Depuis lors, il cherche pourtant à redresser le tir. Il raconte que la mairie a dépensé “14 millions d’euros – c’est quand même pas mal”, pris “137 arrêtés de péril grave et imminent”, mobilisé “500 fonctionnaires” depuis le drame. Juste avant de réclamer la clémence de l’assistance, il était revenu sur le rôle de la pluie dans l’effondrement des immeubles, justification prestement avancée alors que les recherches de victimes se poursuivaient encore. “Je pense que dans ces immeubles très anciens l’automne que nous avons eu où il avait plu abondamment a peut-être aussi contribué. C’est pas la raison majeure bien entendu, [la raison majeure] c’est que ces immeubles étaient dans un tel état”, a-t-il formulé.

“Je voyais ce matin le maire de Courchevel qui avait des difficultés lui aussi”, glisse-t-il au détour d’une phrase après l’incendie d’un immeuble et la mort d’un saisonnier dans la station de ski. Il montre ainsi qu’il a conscience de la mauvaise passe qu’il traverse. Mais il ne souhaite plus réellement développer sur le sujet et renvoie les importantes manifestations contre sa politique à un simple jeu politicien : “Ce n’est pas loin de la Plaine où nous avons eu des contestations à n’en plus finir. Nous sommes dans la deuxième ville de France, il y a des ambitions.

“Jusqu’au bout”

“Ma majorité est forte et je resterai jusqu’au bout”, assure-t-il si “Dieu [lui] prête vie”. La phrase répond bien sûr aux “Gaudin démission” mais elle s’adresse aussi à ses propres élus. Face aux doutes exprimés sur le partenariat public-privé (PPP) des écoles, notamment par le seul candidat officiellement déclaré à sa succession Bruno Gilles, Jean-Claude Gaudin n’entend pas reculer. “Dans les quinze mois qu’il me reste je n’aurai pas le temps de faire beaucoup d’écoles, assure-t-il. Mais je veux amorcer cela. Et ceux qui m’ont beaucoup critiqué sur la rue d’Aubagne me critiqueraient sans doute davantage si on avait un drame dans une école. On a trop attendu. Le temps est venu de construire des écoles neuves là où il y a un danger.”
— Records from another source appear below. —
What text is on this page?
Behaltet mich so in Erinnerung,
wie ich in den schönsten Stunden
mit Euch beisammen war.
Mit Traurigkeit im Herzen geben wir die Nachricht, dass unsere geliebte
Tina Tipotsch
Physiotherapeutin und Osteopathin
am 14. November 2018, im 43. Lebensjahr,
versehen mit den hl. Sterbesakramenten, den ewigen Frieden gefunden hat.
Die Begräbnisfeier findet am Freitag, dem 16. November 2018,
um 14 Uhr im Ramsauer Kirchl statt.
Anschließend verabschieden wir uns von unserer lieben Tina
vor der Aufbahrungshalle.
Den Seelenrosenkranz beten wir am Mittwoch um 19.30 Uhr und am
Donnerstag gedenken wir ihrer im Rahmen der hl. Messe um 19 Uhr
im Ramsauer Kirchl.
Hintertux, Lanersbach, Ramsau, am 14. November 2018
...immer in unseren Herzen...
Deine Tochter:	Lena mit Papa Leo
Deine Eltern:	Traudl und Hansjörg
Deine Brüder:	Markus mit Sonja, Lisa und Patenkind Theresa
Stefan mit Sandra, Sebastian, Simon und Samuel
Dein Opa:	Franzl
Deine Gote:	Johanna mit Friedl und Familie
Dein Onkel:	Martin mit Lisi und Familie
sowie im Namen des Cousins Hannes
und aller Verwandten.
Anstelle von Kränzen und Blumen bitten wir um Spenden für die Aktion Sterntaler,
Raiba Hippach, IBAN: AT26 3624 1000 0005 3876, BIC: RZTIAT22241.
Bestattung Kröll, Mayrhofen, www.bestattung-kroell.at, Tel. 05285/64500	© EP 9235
Le maire sait bien qu’un éventuel successeur pourra s’arrêter là et ne pas activer la suite de ce PPP, comme l’envisage déjà Martine Vassal. Mais il a pour les aspirants à la mairie de tout poil un avertissement : “Ceux qui croient qu’il suffit de se présenter pour être élus, qu’ils commencent par avoir un peu d’humilité. Qu’ils bossent, qu’ils travaillent, qu’ils soient à l’écoute, qu’ils dialoguent, alors peut-être le sacrement du suffrage universel viendra les conforter. Allez mes amis, on a encore une année pour se mettre d’accord.” Une année durant laquelle Jean-Claude Gaudin entend bien peser sur la suite et ne pas laisser piétiner son bilan : “Je soutiendrai la liste sur laquelle il y aura le plus d’adjoints au maire qui m’ont aidé à transformer Marseille.”